While not a friendly UX, you may be able to get the total time by manually adding up the time of each section (?). However, you still would not be able to tell if e.g. two modules were compiled in parallel, because you don't know what times they started at.
I think an easy solution for this is to print the total time a module took to compile, as well as the UTC time when compilation began and ended. I'm not super familiar with GHC's debugging options, but from the documentation
-ddump-timings would be a natural place for this information. This would match existing
-ddump output like
-ddump-simpl printing the exact UTC times of each simplification step.

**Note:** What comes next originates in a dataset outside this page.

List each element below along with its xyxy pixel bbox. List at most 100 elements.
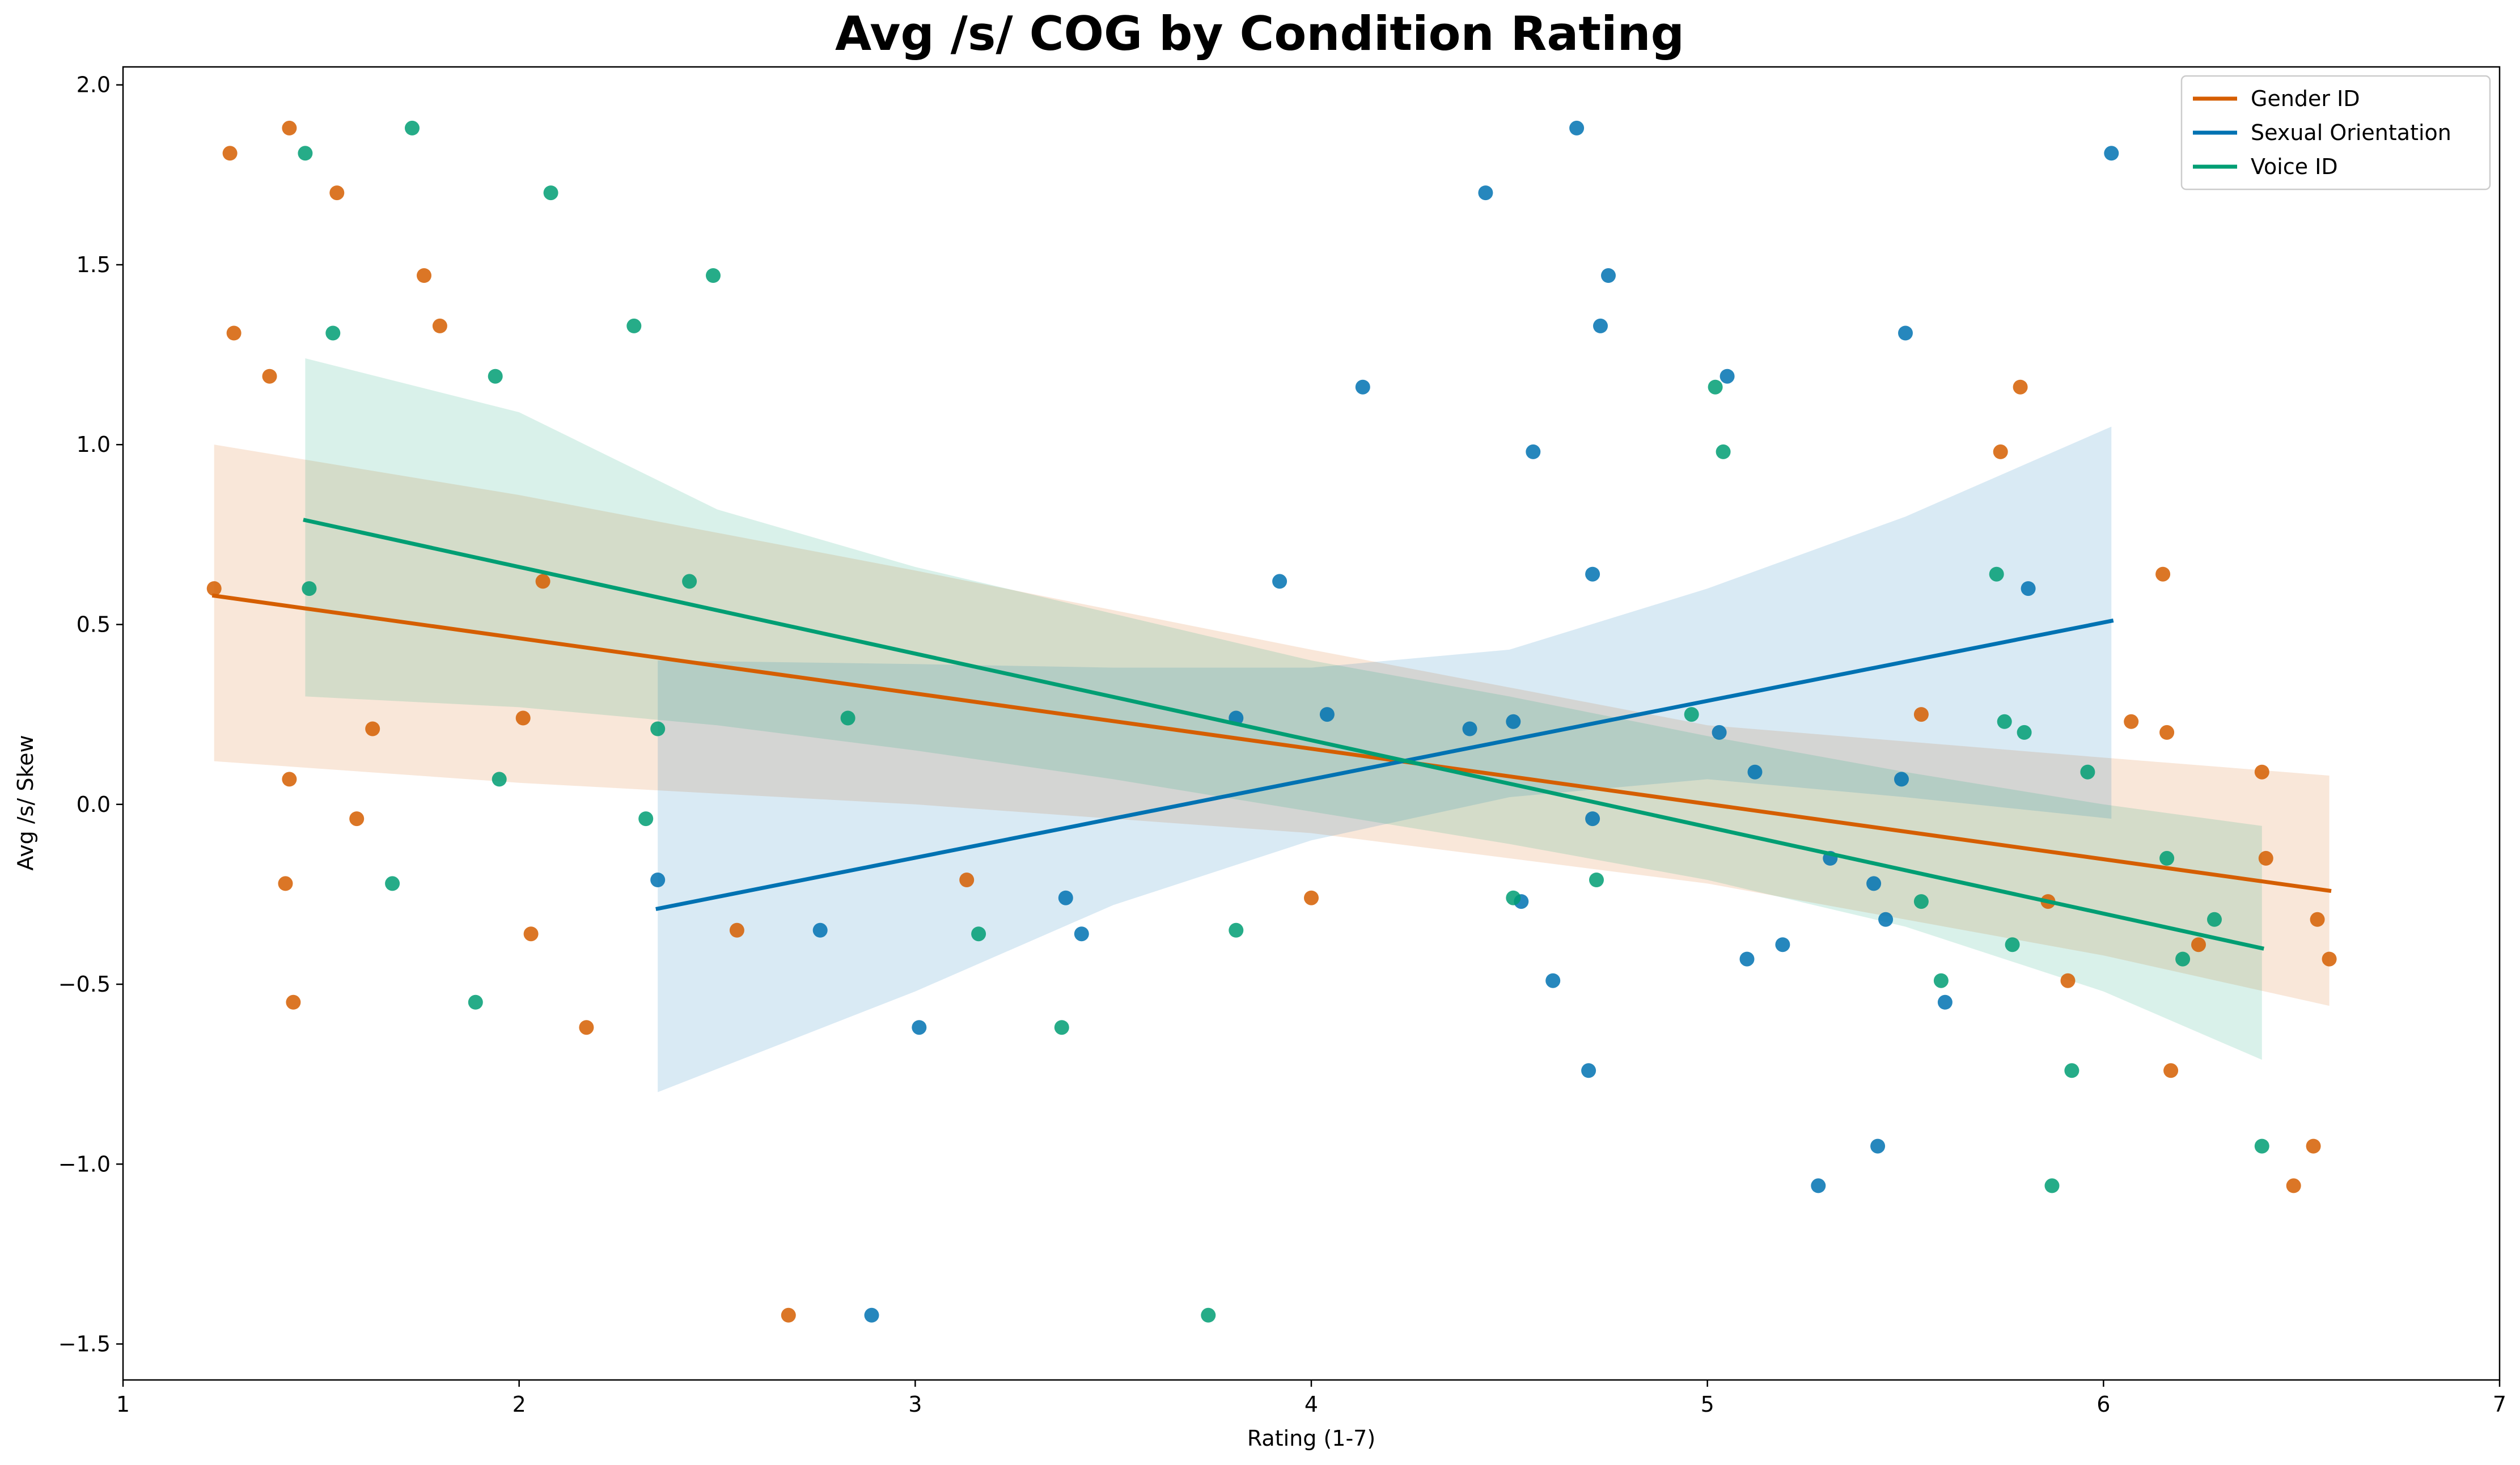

This would enable two things:
- The total time per module would make it obvious which modules were slow to compile. Once the information was in
-ddump-timings, external tools (or just a small shell script) could parse that info and sort results by total time.
- The timestamp at the beginning and end of compilation could be used to know what modules are compiling at what time. This information would help determine when GHC is bottlenecked on a single module.
To elaborate on the timestamp use-case, imagine we're compiling these modules, with E depending on D, and D on A/B/C:
E | D / | \ A B C
If I see that modules A, B and C all run from 0–2s, I can tell that they are being compiled in parallel (yay!). If I then see that module D runs at 2–5s, followed by E at 5–6s, I can get a rough idea that I could speed up compilation by e.g. breaking up module D into parts, or trying to extract some of E to compile in parallel with D. One could use the timestamps to create a visualizations to aid in this:
A====|D=============|E==== B==== C====
Note that the static dependency graph information isn't sufficient to know what to improve, but is helpful. The compilation time could have easily been this instead:
A==== |D====|E==== B==== C==========
I imagine there are other ways this information could be exposed to users. For example, a profiled version of GHC might emit events that say when compilation of a module began and ended. This would probably be reasonable, but simple timestamps added to GHC's existing debug output seem like an easy, accessible solution.
I'm also not sure if CPU time (what GHC currently gets in its
withTiming function as far as I can tell) or UTC time (what is output in the -ddump-simpl output) is preferable.